À ce stade de votre lecture, vous pouvez imaginer que je suis arrivée au bout de mes peines, que le pire est dorénavant derrière moi. Que nenni. Pour vous la faire courte, j’ai dû retourner chez Leroy Merlin encore deux fois pour acheter de nouveaux tuyaux et des mamelons doubles mâle/mâle 12×17 (je sais, ça vous parle), pallié à trois ou quatre inondations et fini trempée et en culotte sous l’évier de ma salle de bain à me dire Pitié, faites qu’il n’y ait pas de caméras cachées chez moi parce qu’avec ma clé à molette dans la main, à poil dans la flotte, j’ai clairement l’air de tourner une scène d’introduction pour une production Marc Dorcel. Au final, parce que je suis un être divin (je dirais même céleste), à vingt-deux heures trente, tout était réglé, ma salle de bain était prête pour une parution dans le prochain catalogue IKEA et plus aucune goutte ne fuitait nulle part (je crois désormais en Dieu, c’est un fait). Sachez d’ailleurs que je n’exagère en rien quand j’affirme avec la plus grande sincérité que jamais, au cours de mon existence, un sentiment de bonheur n’avait été si profond. Malheureusement, ce sentiment ne fut que de courte durée, quelques minutes plus tard, quand mes California Rolls saumon/fromage furent enfin commandés, mon épisode de The Fall calé et mon pyjama Pierrafeu enfilé (j’ai un pyjama de la famille Pierrafeu, tout à fait), catastrophe, désastre, drame, tragédie, calamité, ravage, cataclysme, fléau, je découvris une fuite dans les toilettes au niveau de l’arrivée d’eau, derrière le mur, sur un tuyau en cuivre d’un diamètre de cinq centimètres, probablement relié à tout mon immeuble.

Conclusion

Nous sommes dimanche, j’ai des cloques et des courbatures partout, je vais probablement mourir d’une pneumonie, il n’y a plus d’eau chez moi et je vais très certainement devoir hypothéquer ma table basse (mon bien le plus cher) pour pouvoir me payer un plombier. Voyons le côté positif des choses, j’ai découvert qu’on pouvait avoir des courbatures dans les doigts (c’est pas rien), ce soir je migre chez ma grand-mère, on va jouer aux petits chevaux et au Scrabble et demain matin elle va me faire, comme à son habitude, comme si j’avais toujours six ans, des pains au lait grillés avec du Nutella et une petite brique de jus d’orange (Mamie je t’aime).
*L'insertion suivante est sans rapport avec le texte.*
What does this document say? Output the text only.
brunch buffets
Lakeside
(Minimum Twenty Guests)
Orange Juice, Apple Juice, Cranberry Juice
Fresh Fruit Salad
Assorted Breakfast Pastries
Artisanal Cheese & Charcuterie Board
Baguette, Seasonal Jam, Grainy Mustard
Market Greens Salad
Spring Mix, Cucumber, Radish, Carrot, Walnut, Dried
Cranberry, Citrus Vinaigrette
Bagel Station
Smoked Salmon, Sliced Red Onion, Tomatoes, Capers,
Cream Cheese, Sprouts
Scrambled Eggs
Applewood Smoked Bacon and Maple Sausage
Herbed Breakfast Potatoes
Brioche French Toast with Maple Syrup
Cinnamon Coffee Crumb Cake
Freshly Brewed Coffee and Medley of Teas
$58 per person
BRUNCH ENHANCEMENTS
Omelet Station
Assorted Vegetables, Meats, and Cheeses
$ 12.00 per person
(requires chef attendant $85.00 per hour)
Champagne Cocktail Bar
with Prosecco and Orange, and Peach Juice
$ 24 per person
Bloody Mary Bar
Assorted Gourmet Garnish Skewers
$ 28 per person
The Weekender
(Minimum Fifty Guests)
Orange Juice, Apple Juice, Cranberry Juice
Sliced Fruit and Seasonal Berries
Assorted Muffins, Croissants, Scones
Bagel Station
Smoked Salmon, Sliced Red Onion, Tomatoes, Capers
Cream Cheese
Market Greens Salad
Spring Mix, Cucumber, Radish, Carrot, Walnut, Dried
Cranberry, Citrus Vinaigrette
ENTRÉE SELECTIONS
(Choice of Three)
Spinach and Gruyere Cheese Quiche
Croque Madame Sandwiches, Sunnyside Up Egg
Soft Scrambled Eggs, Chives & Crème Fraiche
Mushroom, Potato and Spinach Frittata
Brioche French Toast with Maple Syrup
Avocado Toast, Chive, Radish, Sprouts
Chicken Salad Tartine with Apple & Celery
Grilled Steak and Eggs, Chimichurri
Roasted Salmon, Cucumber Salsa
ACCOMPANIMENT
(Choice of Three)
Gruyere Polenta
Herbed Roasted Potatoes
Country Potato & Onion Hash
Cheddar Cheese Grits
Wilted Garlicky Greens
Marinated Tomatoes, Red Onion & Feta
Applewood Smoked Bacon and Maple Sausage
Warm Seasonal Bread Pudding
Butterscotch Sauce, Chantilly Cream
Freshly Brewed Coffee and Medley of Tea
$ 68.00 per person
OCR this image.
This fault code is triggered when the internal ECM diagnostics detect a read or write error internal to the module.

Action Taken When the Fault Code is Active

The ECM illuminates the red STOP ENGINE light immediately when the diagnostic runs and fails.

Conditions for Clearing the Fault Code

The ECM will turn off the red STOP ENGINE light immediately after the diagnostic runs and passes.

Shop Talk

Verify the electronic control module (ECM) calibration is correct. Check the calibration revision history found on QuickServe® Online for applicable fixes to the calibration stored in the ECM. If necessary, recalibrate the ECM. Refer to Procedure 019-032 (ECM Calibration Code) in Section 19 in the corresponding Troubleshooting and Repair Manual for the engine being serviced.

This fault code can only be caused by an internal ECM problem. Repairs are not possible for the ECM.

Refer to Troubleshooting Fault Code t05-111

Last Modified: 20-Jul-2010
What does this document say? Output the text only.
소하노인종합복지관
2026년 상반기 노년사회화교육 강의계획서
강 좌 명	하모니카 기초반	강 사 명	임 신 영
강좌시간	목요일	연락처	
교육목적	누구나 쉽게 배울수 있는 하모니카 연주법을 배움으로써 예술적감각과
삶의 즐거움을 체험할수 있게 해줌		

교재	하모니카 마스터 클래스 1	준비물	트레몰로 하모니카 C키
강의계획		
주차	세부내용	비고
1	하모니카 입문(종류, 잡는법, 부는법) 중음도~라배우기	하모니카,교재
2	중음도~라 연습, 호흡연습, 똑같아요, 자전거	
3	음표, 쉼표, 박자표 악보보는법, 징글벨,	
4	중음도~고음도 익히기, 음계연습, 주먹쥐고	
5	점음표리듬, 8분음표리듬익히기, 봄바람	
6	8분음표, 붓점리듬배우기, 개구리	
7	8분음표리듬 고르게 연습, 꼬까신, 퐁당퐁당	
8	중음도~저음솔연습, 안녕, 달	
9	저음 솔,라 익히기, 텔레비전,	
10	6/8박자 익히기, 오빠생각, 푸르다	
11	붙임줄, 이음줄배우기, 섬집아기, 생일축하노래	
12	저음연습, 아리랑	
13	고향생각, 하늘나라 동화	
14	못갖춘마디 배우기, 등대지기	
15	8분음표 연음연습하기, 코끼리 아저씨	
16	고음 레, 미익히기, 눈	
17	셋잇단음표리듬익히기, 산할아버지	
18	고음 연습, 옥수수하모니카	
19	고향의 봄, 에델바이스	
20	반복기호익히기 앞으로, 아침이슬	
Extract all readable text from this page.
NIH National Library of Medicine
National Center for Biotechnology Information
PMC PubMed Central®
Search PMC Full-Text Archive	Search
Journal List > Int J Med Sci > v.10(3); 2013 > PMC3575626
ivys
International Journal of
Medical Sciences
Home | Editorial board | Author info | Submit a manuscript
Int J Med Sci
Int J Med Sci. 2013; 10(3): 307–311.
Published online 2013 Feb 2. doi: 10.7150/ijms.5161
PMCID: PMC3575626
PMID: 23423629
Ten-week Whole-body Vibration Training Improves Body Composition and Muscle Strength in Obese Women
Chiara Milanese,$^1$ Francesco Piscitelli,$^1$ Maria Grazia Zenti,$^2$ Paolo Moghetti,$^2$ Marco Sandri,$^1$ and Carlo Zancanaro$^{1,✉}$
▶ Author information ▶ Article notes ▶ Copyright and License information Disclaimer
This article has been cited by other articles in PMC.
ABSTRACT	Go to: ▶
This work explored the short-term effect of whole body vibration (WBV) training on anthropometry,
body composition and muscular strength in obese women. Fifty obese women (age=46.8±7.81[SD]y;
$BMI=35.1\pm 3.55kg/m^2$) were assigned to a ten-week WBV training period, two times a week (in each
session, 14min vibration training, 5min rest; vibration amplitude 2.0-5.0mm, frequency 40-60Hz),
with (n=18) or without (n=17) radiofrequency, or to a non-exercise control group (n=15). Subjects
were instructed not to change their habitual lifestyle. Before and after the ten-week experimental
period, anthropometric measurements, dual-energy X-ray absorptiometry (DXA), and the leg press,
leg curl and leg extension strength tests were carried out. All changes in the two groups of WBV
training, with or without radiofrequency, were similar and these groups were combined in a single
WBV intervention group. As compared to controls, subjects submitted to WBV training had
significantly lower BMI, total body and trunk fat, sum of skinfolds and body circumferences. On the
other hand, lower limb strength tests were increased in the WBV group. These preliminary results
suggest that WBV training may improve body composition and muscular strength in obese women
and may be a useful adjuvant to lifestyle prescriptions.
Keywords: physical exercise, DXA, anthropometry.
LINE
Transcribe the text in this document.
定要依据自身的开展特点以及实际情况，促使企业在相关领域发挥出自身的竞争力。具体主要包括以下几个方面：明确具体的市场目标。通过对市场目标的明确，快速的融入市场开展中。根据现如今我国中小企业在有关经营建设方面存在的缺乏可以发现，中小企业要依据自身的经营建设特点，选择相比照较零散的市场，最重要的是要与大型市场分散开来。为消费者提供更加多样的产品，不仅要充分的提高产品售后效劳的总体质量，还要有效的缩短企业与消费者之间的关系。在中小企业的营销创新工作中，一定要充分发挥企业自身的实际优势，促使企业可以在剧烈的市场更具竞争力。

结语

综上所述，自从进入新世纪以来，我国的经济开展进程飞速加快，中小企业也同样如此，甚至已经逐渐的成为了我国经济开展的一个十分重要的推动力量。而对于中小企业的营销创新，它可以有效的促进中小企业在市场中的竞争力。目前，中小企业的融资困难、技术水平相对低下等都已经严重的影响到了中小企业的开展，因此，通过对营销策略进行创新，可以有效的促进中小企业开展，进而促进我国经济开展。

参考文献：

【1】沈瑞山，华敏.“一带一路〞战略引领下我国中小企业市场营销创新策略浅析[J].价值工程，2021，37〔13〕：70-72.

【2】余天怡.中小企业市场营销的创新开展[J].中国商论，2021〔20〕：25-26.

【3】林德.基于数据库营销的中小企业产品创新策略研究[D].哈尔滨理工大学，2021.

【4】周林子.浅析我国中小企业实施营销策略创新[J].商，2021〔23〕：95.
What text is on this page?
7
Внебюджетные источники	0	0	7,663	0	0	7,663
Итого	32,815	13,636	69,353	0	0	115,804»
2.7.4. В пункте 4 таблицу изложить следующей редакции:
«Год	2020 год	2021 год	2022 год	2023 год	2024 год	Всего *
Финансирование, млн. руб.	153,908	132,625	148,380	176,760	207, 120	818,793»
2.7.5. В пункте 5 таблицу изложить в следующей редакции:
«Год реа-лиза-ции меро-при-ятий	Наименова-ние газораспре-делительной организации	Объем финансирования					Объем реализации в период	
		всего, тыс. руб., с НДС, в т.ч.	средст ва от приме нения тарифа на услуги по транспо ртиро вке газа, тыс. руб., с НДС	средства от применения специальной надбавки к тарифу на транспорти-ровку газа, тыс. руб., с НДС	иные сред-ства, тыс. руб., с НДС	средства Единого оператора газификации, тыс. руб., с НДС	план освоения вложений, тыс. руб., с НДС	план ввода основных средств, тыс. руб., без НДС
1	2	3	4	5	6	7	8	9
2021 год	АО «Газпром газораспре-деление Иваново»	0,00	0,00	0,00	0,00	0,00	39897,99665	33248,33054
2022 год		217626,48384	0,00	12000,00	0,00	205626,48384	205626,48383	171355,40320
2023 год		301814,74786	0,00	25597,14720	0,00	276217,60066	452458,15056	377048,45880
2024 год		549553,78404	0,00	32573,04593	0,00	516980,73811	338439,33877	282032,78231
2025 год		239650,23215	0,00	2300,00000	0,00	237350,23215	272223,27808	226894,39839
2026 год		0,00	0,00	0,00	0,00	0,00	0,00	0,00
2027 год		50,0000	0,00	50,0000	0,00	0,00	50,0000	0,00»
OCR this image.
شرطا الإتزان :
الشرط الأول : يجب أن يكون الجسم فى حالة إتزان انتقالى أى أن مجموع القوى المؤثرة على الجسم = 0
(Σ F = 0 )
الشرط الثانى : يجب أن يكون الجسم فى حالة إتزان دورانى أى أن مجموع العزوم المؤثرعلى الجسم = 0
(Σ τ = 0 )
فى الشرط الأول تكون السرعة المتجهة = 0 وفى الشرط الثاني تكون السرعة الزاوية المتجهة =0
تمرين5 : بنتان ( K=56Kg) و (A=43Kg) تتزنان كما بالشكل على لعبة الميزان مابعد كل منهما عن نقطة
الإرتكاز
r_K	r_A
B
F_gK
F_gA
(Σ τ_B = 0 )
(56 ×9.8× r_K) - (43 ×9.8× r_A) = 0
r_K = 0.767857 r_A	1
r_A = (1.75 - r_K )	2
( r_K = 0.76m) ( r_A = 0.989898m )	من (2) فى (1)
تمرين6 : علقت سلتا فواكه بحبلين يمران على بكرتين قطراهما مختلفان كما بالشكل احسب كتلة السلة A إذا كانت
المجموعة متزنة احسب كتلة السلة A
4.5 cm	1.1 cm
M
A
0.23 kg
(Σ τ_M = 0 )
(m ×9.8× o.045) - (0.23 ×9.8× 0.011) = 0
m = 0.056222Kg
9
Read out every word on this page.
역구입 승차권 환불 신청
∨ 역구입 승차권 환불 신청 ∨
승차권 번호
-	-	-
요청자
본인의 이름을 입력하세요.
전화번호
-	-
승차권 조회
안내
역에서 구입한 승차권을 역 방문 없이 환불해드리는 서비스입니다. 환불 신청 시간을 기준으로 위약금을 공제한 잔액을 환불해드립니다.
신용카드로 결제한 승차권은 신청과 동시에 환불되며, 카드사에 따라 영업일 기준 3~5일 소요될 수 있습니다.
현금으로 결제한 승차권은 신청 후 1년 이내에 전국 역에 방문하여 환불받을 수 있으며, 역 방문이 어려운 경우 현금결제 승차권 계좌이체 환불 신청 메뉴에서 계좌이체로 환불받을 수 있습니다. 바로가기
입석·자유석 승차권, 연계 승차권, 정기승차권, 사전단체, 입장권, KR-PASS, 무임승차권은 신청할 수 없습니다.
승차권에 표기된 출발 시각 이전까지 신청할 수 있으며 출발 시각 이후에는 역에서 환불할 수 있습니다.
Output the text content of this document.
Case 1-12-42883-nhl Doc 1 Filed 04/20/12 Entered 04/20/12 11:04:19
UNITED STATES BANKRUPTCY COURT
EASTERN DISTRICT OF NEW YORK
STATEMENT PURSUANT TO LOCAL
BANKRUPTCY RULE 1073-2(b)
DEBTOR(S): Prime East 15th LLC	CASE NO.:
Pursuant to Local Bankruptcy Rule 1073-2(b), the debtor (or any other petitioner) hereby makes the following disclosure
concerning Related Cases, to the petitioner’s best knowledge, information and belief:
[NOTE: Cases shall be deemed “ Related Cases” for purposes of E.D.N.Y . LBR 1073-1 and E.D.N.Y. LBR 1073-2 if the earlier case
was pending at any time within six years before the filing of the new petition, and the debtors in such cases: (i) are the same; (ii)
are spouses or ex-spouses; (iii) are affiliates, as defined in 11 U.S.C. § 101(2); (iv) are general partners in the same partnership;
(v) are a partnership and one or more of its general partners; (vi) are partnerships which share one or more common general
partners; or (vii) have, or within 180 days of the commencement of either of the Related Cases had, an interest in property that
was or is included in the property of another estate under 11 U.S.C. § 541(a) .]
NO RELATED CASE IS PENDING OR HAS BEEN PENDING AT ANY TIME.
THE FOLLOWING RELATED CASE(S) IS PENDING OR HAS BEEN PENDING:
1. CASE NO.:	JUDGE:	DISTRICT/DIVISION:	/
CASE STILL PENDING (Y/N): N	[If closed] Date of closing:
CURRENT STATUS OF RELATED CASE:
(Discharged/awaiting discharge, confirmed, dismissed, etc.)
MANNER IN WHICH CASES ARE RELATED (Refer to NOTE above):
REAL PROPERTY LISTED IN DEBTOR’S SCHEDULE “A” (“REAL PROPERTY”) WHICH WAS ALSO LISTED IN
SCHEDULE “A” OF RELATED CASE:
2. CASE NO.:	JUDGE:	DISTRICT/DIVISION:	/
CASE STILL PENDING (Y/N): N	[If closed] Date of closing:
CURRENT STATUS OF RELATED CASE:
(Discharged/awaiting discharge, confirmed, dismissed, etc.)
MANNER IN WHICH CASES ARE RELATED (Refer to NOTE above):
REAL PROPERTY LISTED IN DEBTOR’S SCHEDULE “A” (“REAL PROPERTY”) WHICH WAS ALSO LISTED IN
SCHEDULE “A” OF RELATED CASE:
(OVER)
#NowPlaying Alive, Empire of The Sun.
Le 17 août 2014
Les mots
Pour aller plus vite tout en bas
  1. Nat, le 17 août 2014.

    La grosse galère… Mais il faut se dire qu’au final t’y es arrivé :) Je n’aurais jamais pu le faire toute seule !!
    Héhé profite bien des petits pains grillés de ta mamie :)
    J’adore le petit short à pois, il est super joli !

    Des bisous

  2. alan, le 17 août 2014.

    si j’avais été là je t’aurais volontier aidé.
    paroles d’ancien plombier :-)

  3. Livresse des mots, le 17 août 2014.

    Pardon, mais j’ai ri, j’ai ri… ! :D Et compatis aussi, quand même, je ne suis pas un monstre.
    Merci de nous régaler de tes malheurs et de ta prose si délicieuse !

  4. Mamzette, le 18 août 2014.

    Alors dis-toi qu’au moins tu sais manier la clé à mollette, ce qui, pour tout mâle parcourant ton blog et assimilant la chose avec la petite culotte sous le lavabo, te transforme en fantasme ambulant. Ceci dit, sache également que vraiment, je compatis, mais que tu t’en sors bien. La dernière fois que j’ai eu un problème de plomberie, à savoir une petite fuite dans les toilettes, j’ai appelé un plombier qui a décidé qu’après tout, inutile de couper l’arrivée d’eau située dans les sous-sols inaccessibles à l’improviste. Résultat, à peine dévissé le tuyau, un kärscher dans l’appart’, 40 cm de flotte partout et les pompiers qui débarquent avec leur aspirateur à eau avant de me demander si le plombier – deux fois mon âge et obèse – est mon mari. Je crois que ce jour-là, j’ai drastiquement réduit mon espérance de vie.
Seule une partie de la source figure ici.